Mapping

Esri Startups at LAUNCH Festival 2016

Ever since the California Gold Rush, entrepreneurs have flocked to San Francisco to strike gold. Merchants, shipbuilders, bankers, and tech companies have all staked their claim in the City by the Bay.

The latest entrepreneurs, a slew of startups born from the latest wave of the technology revolution, are transforming the way we live. From transportation, to “on demand” delivery services, to how we communicate—“there’s an app for that.” Kevin Kelly, co-founder of Wired Magazine, has described this new wave of technology as, “the emerging seventh biological kingdom” of life on earth. Essentially, promoting the notion that technology has its own self-propagating evolutionary determination. As we look around and see how quickly our lives are changing as a result from technology, Mr. Kelly’s thesis isn’t that far fetched.

Unlike the dot-coms of the nineties, today’s startups have access to a robust, highly available, low-cost tech infrastructure that their predecessors only dreamed of. The result is an explosion of young companies vying to be the next tech unicorn (>$1B valuation).

Recently, I had the chance to revisit my first days as a startup with this year’s up-and-coming innovators at LAUNCH Festival in San Francisco. LAUNCH was founded by tech impresario and angel investor, Jason Calacanis, to help startups build, scale, and get funded. There are educational sessions, networking events, and opportunities for startups to present their apps to angel investors for a chance to win some serious funding.Now in its tenth year, LAUNCH has been the starting point for companies like Mint.com and Dropbox.

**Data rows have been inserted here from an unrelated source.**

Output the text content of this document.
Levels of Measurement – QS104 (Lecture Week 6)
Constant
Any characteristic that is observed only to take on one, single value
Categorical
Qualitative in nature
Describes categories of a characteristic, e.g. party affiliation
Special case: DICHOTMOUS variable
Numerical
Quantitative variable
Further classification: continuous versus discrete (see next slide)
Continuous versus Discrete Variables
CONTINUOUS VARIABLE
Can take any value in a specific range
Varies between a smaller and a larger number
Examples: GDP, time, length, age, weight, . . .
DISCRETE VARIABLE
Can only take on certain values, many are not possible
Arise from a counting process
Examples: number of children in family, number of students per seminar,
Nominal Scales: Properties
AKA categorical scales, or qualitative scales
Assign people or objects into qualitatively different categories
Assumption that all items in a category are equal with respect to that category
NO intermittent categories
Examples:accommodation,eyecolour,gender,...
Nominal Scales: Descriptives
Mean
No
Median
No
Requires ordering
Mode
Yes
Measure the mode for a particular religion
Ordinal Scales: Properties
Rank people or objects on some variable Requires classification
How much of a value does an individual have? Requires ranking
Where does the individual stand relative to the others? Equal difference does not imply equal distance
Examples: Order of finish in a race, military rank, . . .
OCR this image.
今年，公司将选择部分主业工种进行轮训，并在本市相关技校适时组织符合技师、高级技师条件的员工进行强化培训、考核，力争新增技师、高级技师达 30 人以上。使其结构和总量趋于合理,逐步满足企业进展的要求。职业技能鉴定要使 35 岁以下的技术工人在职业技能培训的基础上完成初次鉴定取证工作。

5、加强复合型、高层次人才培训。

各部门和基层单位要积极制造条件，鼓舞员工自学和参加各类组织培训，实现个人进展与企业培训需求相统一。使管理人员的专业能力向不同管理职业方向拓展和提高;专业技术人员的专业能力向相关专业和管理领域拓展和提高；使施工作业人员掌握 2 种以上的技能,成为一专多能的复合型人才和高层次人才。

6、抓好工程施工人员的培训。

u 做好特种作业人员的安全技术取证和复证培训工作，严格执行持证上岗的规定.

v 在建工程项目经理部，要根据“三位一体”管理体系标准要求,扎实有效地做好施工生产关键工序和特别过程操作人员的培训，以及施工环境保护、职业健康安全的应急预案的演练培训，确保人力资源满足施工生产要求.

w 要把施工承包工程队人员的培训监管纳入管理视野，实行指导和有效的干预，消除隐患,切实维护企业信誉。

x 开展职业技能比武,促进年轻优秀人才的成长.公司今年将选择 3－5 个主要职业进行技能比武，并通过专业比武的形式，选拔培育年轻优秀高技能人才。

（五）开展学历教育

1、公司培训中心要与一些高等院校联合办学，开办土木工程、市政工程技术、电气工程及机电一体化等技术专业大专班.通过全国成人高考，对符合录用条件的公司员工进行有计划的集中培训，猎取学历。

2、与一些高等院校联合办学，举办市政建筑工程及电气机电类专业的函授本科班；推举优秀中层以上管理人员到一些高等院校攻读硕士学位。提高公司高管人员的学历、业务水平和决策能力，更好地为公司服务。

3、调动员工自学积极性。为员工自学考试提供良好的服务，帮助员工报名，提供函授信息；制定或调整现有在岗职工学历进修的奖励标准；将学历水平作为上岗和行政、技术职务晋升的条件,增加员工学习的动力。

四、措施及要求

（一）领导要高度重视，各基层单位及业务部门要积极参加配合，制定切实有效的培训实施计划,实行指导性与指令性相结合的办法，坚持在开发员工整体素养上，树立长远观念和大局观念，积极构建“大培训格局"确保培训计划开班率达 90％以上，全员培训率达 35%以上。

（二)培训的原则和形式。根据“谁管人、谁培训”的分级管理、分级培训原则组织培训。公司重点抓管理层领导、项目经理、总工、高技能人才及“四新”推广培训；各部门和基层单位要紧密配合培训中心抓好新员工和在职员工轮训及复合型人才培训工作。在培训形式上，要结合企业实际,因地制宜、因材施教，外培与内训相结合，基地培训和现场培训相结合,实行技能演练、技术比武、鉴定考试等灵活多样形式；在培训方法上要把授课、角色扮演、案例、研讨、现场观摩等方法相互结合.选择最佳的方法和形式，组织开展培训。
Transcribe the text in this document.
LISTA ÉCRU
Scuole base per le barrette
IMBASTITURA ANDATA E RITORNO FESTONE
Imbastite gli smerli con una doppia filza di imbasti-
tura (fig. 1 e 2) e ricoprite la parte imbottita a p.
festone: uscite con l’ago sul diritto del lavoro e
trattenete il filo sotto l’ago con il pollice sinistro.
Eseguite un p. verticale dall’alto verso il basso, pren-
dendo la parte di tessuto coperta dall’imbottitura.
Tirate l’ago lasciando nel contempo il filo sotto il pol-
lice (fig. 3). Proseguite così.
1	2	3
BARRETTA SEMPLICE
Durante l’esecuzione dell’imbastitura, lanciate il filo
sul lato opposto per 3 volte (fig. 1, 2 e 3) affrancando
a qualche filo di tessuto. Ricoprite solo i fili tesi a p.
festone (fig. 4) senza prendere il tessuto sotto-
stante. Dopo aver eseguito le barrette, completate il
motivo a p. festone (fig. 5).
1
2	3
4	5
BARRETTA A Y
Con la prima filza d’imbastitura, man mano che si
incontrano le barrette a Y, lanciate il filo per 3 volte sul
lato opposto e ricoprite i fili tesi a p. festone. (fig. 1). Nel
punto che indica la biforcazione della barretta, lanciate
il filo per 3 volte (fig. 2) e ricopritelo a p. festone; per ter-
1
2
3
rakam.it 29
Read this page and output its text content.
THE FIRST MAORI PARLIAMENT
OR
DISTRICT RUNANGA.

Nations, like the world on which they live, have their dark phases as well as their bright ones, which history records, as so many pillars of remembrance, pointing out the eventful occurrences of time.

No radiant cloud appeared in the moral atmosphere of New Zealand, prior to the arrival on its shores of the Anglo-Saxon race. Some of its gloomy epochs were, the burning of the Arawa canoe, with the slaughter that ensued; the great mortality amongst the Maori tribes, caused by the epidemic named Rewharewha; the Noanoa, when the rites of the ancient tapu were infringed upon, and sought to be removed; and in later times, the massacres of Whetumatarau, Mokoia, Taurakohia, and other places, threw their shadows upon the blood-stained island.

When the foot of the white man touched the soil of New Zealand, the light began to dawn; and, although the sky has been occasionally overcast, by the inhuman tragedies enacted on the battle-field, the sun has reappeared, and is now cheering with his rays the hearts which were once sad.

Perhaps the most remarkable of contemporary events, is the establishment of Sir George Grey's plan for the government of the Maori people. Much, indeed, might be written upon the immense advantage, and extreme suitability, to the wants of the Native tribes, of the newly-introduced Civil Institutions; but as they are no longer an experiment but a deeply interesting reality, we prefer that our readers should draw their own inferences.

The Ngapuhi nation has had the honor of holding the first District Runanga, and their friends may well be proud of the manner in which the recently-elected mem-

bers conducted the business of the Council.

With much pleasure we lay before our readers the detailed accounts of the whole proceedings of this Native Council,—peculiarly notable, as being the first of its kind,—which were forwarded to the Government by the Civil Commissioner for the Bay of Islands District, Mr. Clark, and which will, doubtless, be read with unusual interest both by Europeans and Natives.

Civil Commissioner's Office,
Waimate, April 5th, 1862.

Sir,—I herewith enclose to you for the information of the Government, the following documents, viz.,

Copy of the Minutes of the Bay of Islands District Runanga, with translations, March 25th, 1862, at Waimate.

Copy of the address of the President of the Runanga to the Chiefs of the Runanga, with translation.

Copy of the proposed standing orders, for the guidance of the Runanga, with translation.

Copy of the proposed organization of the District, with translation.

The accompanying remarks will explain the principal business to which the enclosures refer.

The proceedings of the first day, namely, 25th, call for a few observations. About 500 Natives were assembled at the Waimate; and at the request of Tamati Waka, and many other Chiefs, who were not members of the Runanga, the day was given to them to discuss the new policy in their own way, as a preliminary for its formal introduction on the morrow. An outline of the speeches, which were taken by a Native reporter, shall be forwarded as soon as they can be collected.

Kurt Daradics, Esri Startup Program Manager
Kurt Daradics, Esri Startup Program Manager

LAUNCH is also where I launched my last startup in 2009, CitySourced, a mobile app provider, delivering 311 apps to state and local governments. We made the final five (out of 50 startups) and ended up taking third place. The visibility from being in the top five helped create a massive wave of press, investor, and customer interest. CitySourced is still thriving today, with a respectable SaaS revenue trail and more than 20 full time employees.

CitySourced is actually how I came to be involved in the Esri Startup Program. When I was at CitySourced, Esri approached us to become a partner. That partnership turned out to be a key ingredient for our success, helping us get to market quickly and become profitable. As an Esri partner I made friends with key staff and exec’s and in 2012 they asked me if I wanted to work at Esri fulltime to help emerging companies like CitySourced grow their business with the ArcGIS location platform.

I helped found the Esri Startup Program, a free program for entrepreneurs who are building apps or services that use location. The program gives qualifying startups three years of the ArcGIS mapping platform and support for free, plus marketing opportunities at Esri’s biggest events. The aim of the program is to help young companies innovate using the full set of advanced mapping tools provided by Esri. So far, the Esri Startup Program has grown from a handful of companies to more than 300 startups, and growing. Program alumni and members include, CitySourced, Mapillary, what3words, Placemeter, and Geometri—all of which take advantage of Esri’s platform – both on the technology side with ArcGIS, and also on the business partner side with connections to 350,000+ global customers in 135+ countries.

Esri & Everyhome at LAUNCH
Esri & Everyhome at LAUNCH

This was Esri’s fourth year in a row sponsoring LAUNCH and every year we find interesting startups. At this year’s event, Esri Startups welcomed a few new members to the program family including Everyhome.co. Everyhome is a web app that helps home buyers make offers on any home, even ones off the market. Their enterprise offering, set to launch this spring will help investors, builders, and real estate developers locate properties using best-in-class land acquisition software. We’re excited to help Everyhome rapidly grow their business.

Besides reaching out to startups at LAUNCH Festival, Esri also is a sponsor for the event’s hackathon. This year, 21 teams used Esri technology and presented their app for award consideration. More than 21 teams signed up to use our technology on the hackathon DevPost site.

Some novel hackathon app submissions included GoatsMeet, an app for helping consumers find and travel to local farms to buy organic meat; MeterHunter, an Uber-like service that sends someone to feed your parking meter when you can’t; and for the drought conscious, EcoHero, an app that uses IoT (Internet of Things) technology to reclaim grey water and irrigate landscape.

Trippo Developers Presenting their Esri Hack
Trippo Developers Presenting their Esri Hack

But the winner of the Esri prize went to Trippo, a travel app for iOS. Trippo uses IBM Watson technology to compare your Facebook likes with Expedia place descriptions to provide personalized travel recommendations. Trippo also features Esri maps, configured using ArcGIS developer tools and services to create custom symbology as well as geocoding and routing to help travelers satisfy their wanderlust.

I’m excited to return to LAUNCH Festival again next year, to talk to entrepreneurs about their ideas, and share how the Esri Startup Program can help them build the next great business, and solve real world problems. Paying it forward is golden too.